Core Concepts
The authors leverage the dual approach to design a general robust decentralized optimization method, providing both global and local clipping rules in the special case of average consensus, with tight convergence guarantees. They also demonstrate how the clipping rules can serve as a basis for designing efficient attacks.
Abstract
The paper investigates Byzantine-resilient algorithms in a decentralized setting, where devices communicate directly with one another. The authors leverage the dual approach to design a general robust decentralized optimization method. They provide both global and local clipping rules in the special case of average consensus, with tight convergence guarantees.
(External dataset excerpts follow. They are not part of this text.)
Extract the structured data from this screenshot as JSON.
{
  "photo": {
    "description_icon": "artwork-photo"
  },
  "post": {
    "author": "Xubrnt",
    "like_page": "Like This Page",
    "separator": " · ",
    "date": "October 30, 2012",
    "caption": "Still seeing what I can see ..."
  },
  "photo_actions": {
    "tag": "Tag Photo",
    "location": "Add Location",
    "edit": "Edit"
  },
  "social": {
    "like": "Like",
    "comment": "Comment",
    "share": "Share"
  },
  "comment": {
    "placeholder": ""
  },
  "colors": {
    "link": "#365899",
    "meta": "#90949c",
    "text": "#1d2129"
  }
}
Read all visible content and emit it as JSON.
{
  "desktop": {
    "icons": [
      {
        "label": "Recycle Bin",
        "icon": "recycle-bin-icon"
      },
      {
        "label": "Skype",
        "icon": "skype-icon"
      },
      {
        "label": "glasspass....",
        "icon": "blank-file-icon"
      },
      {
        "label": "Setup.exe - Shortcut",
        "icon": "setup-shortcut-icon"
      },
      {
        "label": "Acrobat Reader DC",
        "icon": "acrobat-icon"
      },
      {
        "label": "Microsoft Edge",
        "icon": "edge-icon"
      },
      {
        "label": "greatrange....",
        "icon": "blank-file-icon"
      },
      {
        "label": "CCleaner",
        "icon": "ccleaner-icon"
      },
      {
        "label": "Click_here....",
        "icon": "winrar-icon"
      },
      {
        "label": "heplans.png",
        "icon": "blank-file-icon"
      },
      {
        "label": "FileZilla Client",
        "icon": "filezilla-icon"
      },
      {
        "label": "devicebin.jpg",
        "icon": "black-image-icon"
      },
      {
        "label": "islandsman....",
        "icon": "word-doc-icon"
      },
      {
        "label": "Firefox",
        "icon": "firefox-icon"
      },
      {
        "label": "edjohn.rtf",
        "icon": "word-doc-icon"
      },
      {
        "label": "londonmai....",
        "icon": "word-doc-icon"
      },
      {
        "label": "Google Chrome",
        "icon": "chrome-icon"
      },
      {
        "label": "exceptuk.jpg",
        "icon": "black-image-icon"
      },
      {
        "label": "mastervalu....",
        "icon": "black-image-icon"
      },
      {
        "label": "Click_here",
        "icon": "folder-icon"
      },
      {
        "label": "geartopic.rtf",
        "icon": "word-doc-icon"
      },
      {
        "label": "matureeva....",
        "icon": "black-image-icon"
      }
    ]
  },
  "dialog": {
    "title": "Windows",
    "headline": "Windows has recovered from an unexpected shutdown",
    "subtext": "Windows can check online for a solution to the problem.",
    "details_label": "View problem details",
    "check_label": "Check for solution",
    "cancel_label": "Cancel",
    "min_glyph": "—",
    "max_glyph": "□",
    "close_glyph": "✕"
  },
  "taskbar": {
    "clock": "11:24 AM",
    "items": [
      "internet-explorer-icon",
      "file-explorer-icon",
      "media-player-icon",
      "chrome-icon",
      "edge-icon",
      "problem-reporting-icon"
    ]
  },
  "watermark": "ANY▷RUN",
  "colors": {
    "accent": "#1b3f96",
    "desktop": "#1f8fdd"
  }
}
For the global clipping rule, the authors show that it ensures the error decreases at each step, but cannot guarantee consensus among honest nodes. They construct an example where the honest nodes' models do not converge even with global clipping.
For the local clipping rule, the authors show that it guarantees linear convergence of the variance of honest nodes' parameters to 0. This ensures all honest nodes ultimately converge to the same model, though it may not be the optimal one due to the bias introduced by Byzantine corruption and the asymmetry of clipping.
The authors also show that local trimming (equivalent to Nearest Neighbor Averaging) is, up to a constant, as efficient as local clipping in sparse decentralized settings.
Finally, the authors propose a principled approach for designing attacks on communication networks, by exploiting the topology of the network.